The survey of attitudes to school uniforms amidst men and women aged 20-50 drew varied results.
Regarding the issue of trousers making their way into female school uniforms, 37.8% “strongly approved” of trousers for girls, 40.3% indifferently approved, yielding a total of some 80% supporting trousers over skirts.
The division of opinion between the sexes on the issue is fairly pronounced: 88.4% of women approved of trousers versus 69.8% of men.
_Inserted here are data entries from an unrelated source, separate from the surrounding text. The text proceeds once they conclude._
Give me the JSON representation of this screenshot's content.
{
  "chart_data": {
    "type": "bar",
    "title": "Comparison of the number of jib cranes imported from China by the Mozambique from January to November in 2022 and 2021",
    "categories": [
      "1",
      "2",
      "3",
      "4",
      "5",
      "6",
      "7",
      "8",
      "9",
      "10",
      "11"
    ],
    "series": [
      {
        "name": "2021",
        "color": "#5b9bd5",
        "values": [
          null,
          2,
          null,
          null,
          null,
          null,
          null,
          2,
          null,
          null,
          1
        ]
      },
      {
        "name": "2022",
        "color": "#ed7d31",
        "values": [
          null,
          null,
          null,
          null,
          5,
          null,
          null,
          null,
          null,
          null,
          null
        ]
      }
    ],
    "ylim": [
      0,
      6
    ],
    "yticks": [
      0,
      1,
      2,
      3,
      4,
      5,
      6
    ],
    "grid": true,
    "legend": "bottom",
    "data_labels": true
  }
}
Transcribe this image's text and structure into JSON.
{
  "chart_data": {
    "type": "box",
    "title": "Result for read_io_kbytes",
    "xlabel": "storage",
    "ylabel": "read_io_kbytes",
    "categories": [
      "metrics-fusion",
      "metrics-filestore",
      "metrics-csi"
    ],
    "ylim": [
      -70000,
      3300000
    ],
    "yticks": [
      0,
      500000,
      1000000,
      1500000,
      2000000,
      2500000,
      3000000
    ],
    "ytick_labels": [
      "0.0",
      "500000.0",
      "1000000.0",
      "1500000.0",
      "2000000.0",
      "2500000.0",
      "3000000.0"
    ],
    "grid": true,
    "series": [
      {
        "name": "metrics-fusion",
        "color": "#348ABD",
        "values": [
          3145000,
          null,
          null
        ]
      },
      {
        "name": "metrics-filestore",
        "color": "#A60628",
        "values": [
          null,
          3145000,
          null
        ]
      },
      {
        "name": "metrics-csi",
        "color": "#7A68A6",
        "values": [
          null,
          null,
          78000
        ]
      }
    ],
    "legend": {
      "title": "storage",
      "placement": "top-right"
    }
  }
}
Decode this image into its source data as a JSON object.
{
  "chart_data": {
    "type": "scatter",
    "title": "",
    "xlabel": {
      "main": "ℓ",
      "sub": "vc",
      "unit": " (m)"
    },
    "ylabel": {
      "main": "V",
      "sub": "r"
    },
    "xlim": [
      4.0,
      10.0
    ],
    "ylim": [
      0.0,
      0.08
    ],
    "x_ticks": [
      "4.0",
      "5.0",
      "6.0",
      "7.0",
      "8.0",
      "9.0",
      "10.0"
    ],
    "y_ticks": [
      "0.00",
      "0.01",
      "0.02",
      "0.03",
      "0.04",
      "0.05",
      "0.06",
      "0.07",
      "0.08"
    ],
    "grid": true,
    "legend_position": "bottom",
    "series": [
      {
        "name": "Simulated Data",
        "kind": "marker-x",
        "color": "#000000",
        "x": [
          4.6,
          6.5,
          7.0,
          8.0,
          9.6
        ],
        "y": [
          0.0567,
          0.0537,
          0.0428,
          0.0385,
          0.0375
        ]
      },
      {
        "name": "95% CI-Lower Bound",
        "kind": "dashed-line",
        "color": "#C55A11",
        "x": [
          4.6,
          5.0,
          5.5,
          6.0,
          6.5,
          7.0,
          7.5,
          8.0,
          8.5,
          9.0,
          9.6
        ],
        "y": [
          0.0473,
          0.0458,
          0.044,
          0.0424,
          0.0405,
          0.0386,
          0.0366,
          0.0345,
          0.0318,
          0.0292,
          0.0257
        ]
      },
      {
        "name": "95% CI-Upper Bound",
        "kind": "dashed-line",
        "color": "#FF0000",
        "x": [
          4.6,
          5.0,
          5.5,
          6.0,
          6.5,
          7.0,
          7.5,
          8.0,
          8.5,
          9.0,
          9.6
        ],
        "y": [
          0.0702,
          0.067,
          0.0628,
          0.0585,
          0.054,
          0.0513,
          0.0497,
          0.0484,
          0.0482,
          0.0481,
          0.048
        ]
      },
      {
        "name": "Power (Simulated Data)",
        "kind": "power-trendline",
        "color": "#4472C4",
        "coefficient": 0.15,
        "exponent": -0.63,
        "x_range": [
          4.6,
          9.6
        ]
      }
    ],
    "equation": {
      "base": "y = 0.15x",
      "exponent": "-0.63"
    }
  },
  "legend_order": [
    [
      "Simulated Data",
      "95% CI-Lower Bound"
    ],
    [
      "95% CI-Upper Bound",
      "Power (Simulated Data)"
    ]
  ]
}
Older age ranges were more likely to support trousers.
Reasons given for preferring trousers varied from “because it’s cold” to “as a precaution against chikan.” Reasons such as “there’s no reason to limit the choice to skirts” and “it’s better to wear trousers than end up wearing something under your skirts.”
Those demanding schoolgirls remain skirted offered up such dubious reasons as “you can wear tights or leggings so there’s no need,” “it’s not feminine” and “skirts are cuter.”
86.8% of respondents reported attending a school which had a uniform, a perhaps unexpectedly low figure. Of these, over 60% reported “liking” the uniforms in some capacity, with 11.5% greatly enamoured of them.
Actual schoolgirls were not included in the survey, but in general it seems they approve of skirts, often the shorter the better; it should also be noted that it is actually head teachers (and the school uniform fashion industry) who have the final say.